The goal is to collect as much proof as possible. “The first step is evidence – clinical trials that demonstrate a clinically meaningful benefit. The second step is to look at the whole picture – not just individual studies, but the entire evidence base. We rely on very solid evidence because we’ve seen how intuitive assumptions can be proven wrong by rigorous research. Evidence-based medicine is essential for advancing clinical practice and ensuring patient trust,” Landmesser added.

Vital research

For Landmesser, the clinical trial is part of a much broader curriculum, which not only includes cardiovascular interventions, patient visits, and teaching assignments as part of his professorship. He is also fully invested in driving basic and applied research. On Charite’s Benjamin Franklin campus, Landmesser also runs a research lab, which is dedicated to driving the genetic and translational analysis of coronary diseases. A team of around a dozen scientists is working on deepening the understanding of the key triggers for a variety of coronary diseases.

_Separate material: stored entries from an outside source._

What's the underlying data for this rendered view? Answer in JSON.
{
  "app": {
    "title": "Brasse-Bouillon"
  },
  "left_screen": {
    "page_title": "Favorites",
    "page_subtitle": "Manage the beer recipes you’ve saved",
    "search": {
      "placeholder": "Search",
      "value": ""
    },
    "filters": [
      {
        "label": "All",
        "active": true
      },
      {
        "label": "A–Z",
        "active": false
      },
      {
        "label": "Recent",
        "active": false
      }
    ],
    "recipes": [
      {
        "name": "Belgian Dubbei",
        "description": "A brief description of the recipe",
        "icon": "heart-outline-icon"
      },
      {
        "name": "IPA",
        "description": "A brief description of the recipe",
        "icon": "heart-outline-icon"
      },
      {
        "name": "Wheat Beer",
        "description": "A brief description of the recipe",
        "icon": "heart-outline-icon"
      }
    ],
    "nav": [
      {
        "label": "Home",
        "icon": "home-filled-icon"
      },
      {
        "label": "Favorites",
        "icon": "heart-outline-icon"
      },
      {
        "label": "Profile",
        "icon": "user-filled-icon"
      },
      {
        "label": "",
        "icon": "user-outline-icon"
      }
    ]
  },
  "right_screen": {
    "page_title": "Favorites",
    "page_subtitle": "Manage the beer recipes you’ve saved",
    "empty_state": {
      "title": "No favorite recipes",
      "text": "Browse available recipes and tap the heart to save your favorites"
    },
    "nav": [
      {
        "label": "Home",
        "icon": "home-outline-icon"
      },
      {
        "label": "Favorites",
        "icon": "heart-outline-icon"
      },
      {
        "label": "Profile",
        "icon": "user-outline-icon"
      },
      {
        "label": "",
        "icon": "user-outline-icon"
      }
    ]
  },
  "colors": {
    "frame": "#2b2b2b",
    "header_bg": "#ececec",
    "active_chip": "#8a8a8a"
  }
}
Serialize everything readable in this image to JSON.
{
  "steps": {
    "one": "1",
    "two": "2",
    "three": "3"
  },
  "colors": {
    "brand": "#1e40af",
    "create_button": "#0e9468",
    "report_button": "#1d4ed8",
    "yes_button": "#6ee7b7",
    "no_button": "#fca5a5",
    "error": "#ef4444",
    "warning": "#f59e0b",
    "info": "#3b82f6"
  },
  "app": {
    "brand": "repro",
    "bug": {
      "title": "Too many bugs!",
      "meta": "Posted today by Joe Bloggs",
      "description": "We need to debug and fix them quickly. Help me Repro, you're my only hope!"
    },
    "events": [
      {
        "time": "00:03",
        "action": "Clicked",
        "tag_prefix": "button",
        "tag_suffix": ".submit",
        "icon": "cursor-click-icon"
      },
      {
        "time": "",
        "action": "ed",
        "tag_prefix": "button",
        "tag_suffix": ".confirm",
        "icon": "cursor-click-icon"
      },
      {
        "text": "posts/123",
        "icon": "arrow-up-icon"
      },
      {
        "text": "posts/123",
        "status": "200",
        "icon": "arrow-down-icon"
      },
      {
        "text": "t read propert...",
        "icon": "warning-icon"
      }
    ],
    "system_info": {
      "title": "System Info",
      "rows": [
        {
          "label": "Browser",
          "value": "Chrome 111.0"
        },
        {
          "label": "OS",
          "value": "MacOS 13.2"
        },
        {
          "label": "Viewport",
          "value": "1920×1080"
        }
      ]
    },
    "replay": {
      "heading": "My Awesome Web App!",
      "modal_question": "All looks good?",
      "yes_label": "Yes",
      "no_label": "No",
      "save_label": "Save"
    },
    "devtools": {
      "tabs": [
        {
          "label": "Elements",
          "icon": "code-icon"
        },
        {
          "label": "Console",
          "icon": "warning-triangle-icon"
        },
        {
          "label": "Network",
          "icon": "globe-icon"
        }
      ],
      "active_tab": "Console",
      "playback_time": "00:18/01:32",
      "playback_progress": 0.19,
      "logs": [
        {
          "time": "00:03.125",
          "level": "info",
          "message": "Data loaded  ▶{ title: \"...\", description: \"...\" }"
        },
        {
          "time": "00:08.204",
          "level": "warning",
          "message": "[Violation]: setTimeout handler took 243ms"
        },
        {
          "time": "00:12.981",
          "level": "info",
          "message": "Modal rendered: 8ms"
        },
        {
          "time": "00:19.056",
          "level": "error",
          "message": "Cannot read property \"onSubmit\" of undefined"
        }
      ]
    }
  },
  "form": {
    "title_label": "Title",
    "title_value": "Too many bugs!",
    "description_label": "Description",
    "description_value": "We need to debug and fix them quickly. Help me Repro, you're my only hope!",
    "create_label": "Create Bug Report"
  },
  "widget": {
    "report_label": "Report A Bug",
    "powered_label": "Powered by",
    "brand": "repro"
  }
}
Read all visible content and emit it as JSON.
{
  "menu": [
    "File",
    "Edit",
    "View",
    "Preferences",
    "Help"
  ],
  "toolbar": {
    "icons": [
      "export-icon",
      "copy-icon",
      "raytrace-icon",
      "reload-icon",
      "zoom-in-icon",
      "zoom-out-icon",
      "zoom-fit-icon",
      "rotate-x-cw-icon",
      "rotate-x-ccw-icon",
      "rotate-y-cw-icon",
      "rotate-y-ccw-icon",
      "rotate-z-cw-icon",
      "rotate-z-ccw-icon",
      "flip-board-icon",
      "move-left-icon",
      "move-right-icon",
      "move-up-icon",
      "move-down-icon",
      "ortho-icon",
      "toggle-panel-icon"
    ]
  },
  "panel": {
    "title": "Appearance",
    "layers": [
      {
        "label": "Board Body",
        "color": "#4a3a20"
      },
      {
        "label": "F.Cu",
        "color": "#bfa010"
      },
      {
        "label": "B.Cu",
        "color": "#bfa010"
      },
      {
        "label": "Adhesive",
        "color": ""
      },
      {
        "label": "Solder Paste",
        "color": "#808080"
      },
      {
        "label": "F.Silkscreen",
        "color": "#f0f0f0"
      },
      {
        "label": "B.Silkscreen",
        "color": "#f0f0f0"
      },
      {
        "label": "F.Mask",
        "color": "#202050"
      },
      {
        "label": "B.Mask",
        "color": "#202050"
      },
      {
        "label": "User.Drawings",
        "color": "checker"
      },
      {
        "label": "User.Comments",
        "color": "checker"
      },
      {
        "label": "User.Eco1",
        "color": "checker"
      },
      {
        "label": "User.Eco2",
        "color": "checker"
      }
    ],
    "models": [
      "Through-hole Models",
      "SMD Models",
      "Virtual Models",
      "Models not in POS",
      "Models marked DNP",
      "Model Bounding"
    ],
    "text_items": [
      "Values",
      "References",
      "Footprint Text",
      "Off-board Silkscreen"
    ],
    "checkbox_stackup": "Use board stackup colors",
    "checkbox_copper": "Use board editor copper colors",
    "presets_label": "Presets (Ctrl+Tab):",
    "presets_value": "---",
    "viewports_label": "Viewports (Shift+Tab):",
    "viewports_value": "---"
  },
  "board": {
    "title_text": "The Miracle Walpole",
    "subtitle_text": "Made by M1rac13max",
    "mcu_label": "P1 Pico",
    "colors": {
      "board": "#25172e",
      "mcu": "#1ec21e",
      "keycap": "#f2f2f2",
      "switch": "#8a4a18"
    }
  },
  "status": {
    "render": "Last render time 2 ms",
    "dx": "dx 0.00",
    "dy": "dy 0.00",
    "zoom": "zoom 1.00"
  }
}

In a recent paper, researcher Denitsa Meteva investigated heart attacks caused by plaque erosion in which neutrophils, a type of immune cell, become highly activated, damaging blood vessel linings and worsening the condition by promoting thrombus formation in coronary arteries. In the study, she showed that blocking a key activation pathway could help reduce this damage and might be useful in preventing future heart attacks.

Such studies are extremely important, emphasized Landmesser, who also acts as the deputy editor of the European Heart Journal, which has become one of the leading cardiovascular journals in Europe.

“I think what’s also interesting is how we’ve been able to combine work in the lab with clinical practice. About 25 years ago, it was much easier to do both, but now the two fields have become so specialized. Yet, understanding both sides is crucial for real progress,” Landmesser said.

Patient-driven motivation

While the trial has only just started, Landmesser and Laguna are both confident about its far-reaching potential for cardiovascular medicine.

“Charité has such a long history of paradigm shifts in medicine,” Landmesser said. “It’s motivating to think about how we can contribute to shaping the medicine of the future. This connection to the past and focus on innovation is what brought me here.”

For Laguna, the trial is a career dream come true and one of the reasons he switched from academia to industry. “When I was a teenager, I dreamed of discovering something that could be translated into a therapy for people without treatment options,” he said, adding that “while academia was a stepping stone, working in industry has allowed me to bring that dream closer to reality by leading a clinical trial that may impact millions of lives.”

Meanwhile, the heavy workload for both Laguna and Landmesser is not hindering them from thinking big. To the contrary, both feel deeply responsible for the patients they aim to treat.

“What I find rewarding is not just the science but the interaction with patients,” Landmesser concluded. “Every patient is different, with their own story, and understanding their perspective adds a lot of meaning to the work. It’s this connection that keeps me motivated.”

The scene with the agitated woman comes to my mind. Once she and Landmesser came out of the room, the woman still looked sad, but she seemed much calmer. Landmesser had been able to comfort her and soothe her fears, and she must have felt that he and his team were working at their peak and that her husband was benefiting from the best treatment possible.

Encounters like this, it seems, drive Landmesser forward and, with him, cardiovascular health around the world.